4. View the finished Document Library
Now, view the page you just created. It will look something like this:
Of course, your columns will be different, and if you enabled the ‘Folders’ option then the document library will be structured into folders.
In my example, the documents are listed in a neat table view with all the columns I added to the shortcode. There are filter dropdowns above the table so that people can quickly find the documents they want. There’s also a keyword search box. Users can click on a category to view documents from that category only. They can click on the Download link or button to access the file. Neat!
If any information is missing, then there’s probably an error in the shortcode or you’ve used the wrong name for your post type, custom fields or taxonomies. Check these and refer to the documentation until it’s working.
4. Perfecting Your WordPress Document Library
By now, you’ve built a fairly impressive document library. All the documents are listed in a neat-looking table with search box and filters.
However, the Document Library Pro plugin is much more powerful than that. There are many more options that you can use to fine-tune the document library. Here are some that you might find useful, with links to the relevant parts of the documentation.
Creating Multiple Document Libraries
- Create multiple tables listing different documents – In Step 3, I showed you how to create a 1-page document library listing all your files. If you prefer, you can list different documents on different parts of your site. For example, you might like to create a multi-page document library with a different category per page.
- Change how the documents are ordered – By default, the WordPress document library plugin will list the documents with the most recent first. There are lots of other ways to sort the document library, such as alphabetically by title.
- Show or hide different elements – There are lots of options to show, hide or move the sections above and below the document library, such as the search box and pagination buttons. I recommend removing any elements that aren’t crucial. This ensures a clean look and feel, drawing the user’s attention to the most important details.
Behind the Scenes
- Lazy load for faster page load times – If you have lots of documents, then you can improve the performance of your WordPress document library by enabling the lazy load option. This loads 1 page of the document library at a time, instead of loading everything all at once. When users click on the pagination links at the bottom, the next page of documents will load.
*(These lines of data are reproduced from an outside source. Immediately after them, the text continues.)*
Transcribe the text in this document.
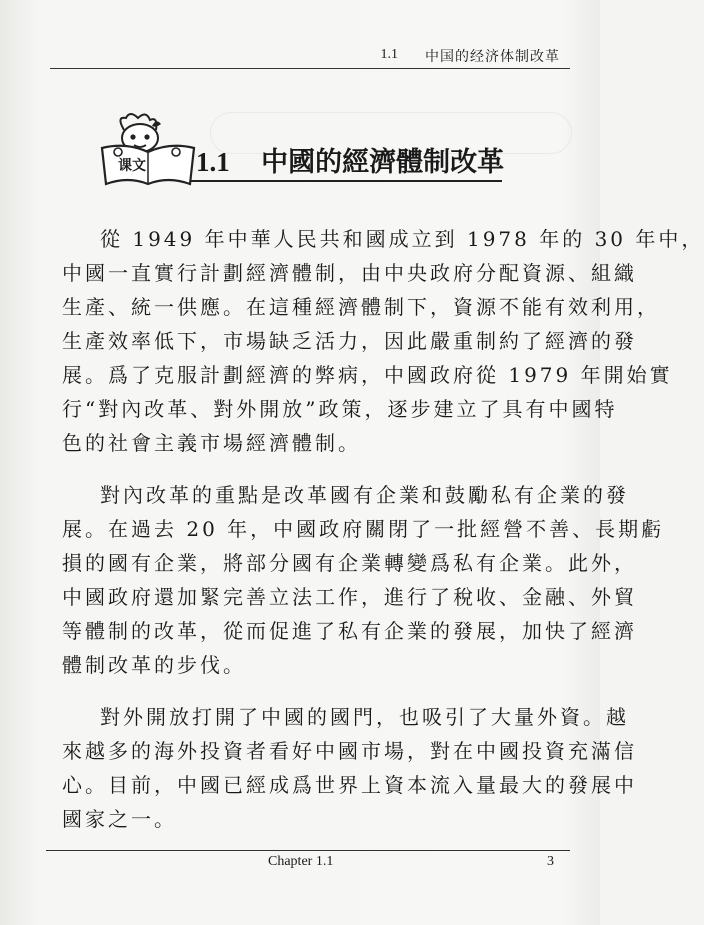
1.1 中国的经济体制改革
课文 1.1 中國的經濟體制改革
從 1949 年中華人民共和國成立到 1978 年的 30 年中，
中國一直實行計劃經濟體制，由中央政府分配資源、組織
生產、統一供應。在這種經濟體制下，資源不能有效利用，
生產效率低下，市場缺乏活力，因此嚴重制約了經濟的發
展。爲了克服計劃經濟的弊病，中國政府從 1979 年開始實
行“對內改革、對外開放”政策，逐步建立了具有中國特
色的社會主義市場經濟體制。
對內改革的重點是改革國有企業和鼓勵私有企業的發
展。在過去 20 年，中國政府關閉了一批經營不善、長期虧
損的國有企業，將部分國有企業轉變爲私有企業。此外，
中國政府還加緊完善立法工作，進行了稅收、金融、外貿
等體制的改革，從而促進了私有企業的發展，加快了經濟
體制改革的步伐。
對外開放打開了中國的國門，也吸引了大量外資。越
來越多的海外投資者看好中國市場，對在中國投資充滿信
心。目前，中國已經成爲世界上資本流入量最大的發展中
國家之一。
Chapter 1.1	3
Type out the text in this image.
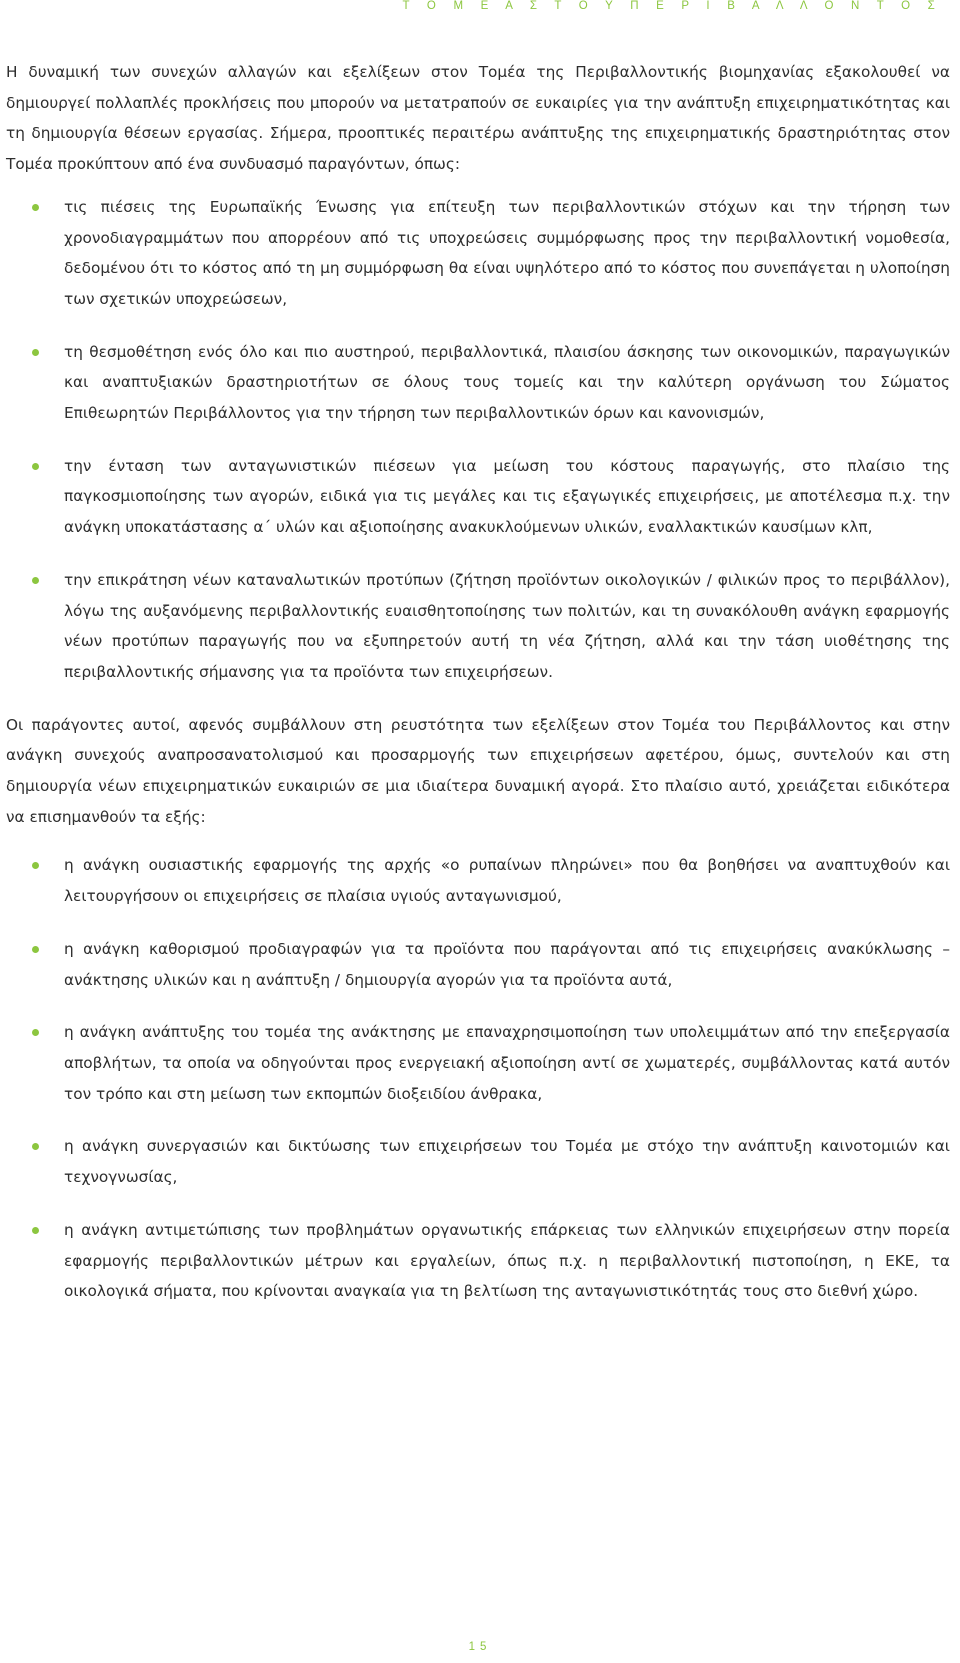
Τ Ο Μ Ε Α Σ Τ Ο Υ Π Ε Ρ Ι Β Α Λ Λ Ο Ν Τ Ο Σ

Η δυναμική των συνεχών αλλαγών και εξελίξεων στον Τομέα της Περιβαλλοντικής βιομηχανίας εξακολουθεί να δημιουργεί πολλαπλές προκλήσεις που μπορούν να μετατραπούν σε ευκαιρίες για την ανάπτυξη επιχειρηματικότητας και τη δημιουργία θέσεων εργασίας. Σήμερα, προοπτικές περαιτέρω ανάπτυξης της επιχειρηματικής δραστηριότητας στον Τομέα προκύπτουν από ένα συνδυασμό παραγόντων, όπως:

τις πιέσεις της Ευρωπαϊκής Ένωσης για επίτευξη των περιβαλλοντικών στόχων και την τήρηση των χρονοδιαγραμμάτων που απορρέουν από τις υποχρεώσεις συμμόρφωσης προς την περιβαλλοντική νομοθεσία, δεδομένου ότι το κόστος από τη μη συμμόρφωση θα είναι υψηλότερο από το κόστος που συνεπάγεται η υλοποίηση των σχετικών υποχρεώσεων,
τη θεσμοθέτηση ενός όλο και πιο αυστηρού, περιβαλλοντικά, πλαισίου άσκησης των οικονομικών, παραγωγικών και αναπτυξιακών δραστηριοτήτων σε όλους τους τομείς και την καλύτερη οργάνωση του Σώματος Επιθεωρητών Περιβάλλοντος για την τήρηση των περιβαλλοντικών όρων και κανονισμών,
την ένταση των ανταγωνιστικών πιέσεων για μείωση του κόστους παραγωγής, στο πλαίσιο της παγκοσμιοποίησης των αγορών, ειδικά για τις μεγάλες και τις εξαγωγικές επιχειρήσεις, με αποτέλεσμα π.χ. την ανάγκη υποκατάστασης α΄ υλών και αξιοποίησης ανακυκλούμενων υλικών, εναλλακτικών καυσίμων κλπ,
την επικράτηση νέων καταναλωτικών προτύπων (ζήτηση προϊόντων οικολογικών / φιλικών προς το περιβάλλον), λόγω της αυξανόμενης περιβαλλοντικής ευαισθητοποίησης των πολιτών, και τη συνακόλουθη ανάγκη εφαρμογής νέων προτύπων παραγωγής που να εξυπηρετούν αυτή τη νέα ζήτηση, αλλά και την τάση υιοθέτησης της περιβαλλοντικής σήμανσης για τα προϊόντα των επιχειρήσεων.

Οι παράγοντες αυτοί, αφενός συμβάλλουν στη ρευστότητα των εξελίξεων στον Τομέα του Περιβάλλοντος και στην ανάγκη συνεχούς αναπροσανατολισμού και προσαρμογής των επιχειρήσεων αφετέρου, όμως, συντελούν και στη δημιουργία νέων επιχειρηματικών ευκαιριών σε μια ιδιαίτερα δυναμική αγορά. Στο πλαίσιο αυτό, χρειάζεται ειδικότερα να επισημανθούν τα εξής:

η ανάγκη ουσιαστικής εφαρμογής της αρχής «ο ρυπαίνων πληρώνει» που θα βοηθήσει να αναπτυχθούν και λειτουργήσουν οι επιχειρήσεις σε πλαίσια υγιούς ανταγωνισμού,
η ανάγκη καθορισμού προδιαγραφών για τα προϊόντα που παράγονται από τις επιχειρήσεις ανακύκλωσης – ανάκτησης υλικών και η ανάπτυξη / δημιουργία αγορών για τα προϊόντα αυτά,
η ανάγκη ανάπτυξης του τομέα της ανάκτησης με επαναχρησιμοποίηση των υπολειμμάτων από την επεξεργασία αποβλήτων, τα οποία να οδηγούνται προς ενεργειακή αξιοποίηση αντί σε χωματερές, συμβάλλοντας κατά αυτόν τον τρόπο και στη μείωση των εκπομπών διοξειδίου άνθρακα,
η ανάγκη συνεργασιών και δικτύωσης των επιχειρήσεων του Τομέα με στόχο την ανάπτυξη καινοτομιών και τεχνογνωσίας,
η ανάγκη αντιμετώπισης των προβλημάτων οργανωτικής επάρκειας των ελληνικών επιχειρήσεων στην πορεία εφαρμογής περιβαλλοντικών μέτρων και εργαλείων, όπως π.χ. η περιβαλλοντική πιστοποίηση, η ΕΚΕ, τα οικολογικά σήματα, που κρίνονται αναγκαία για τη βελτίωση της ανταγωνιστικότητάς τους στο διεθνή χώρο.
15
- Mobile-responsive options – Your WordPress document library will be 100% responsive and mobile-friendly straight out of the box. The columns in the table of documents will automatically resize to fit different screen sizes. If there’s too much information to fit on the screen, then the least important columns will be hidden. People can see the hidden columns by clicking on a + icon. Document Library Pro has various options to change how the document library adapts to smaller screen sizes, for example by opening hidden content in a lightbox instead.
It’s surprisingly easy to create a professional-looking WordPress document library. This tutorial has provided everything you need about how to use create a document library with Document Library Pro.
You’ve learned which plugin to use, how to store your documents, and then how to list them in a searchable document library – including extras such as a keyword search and filters.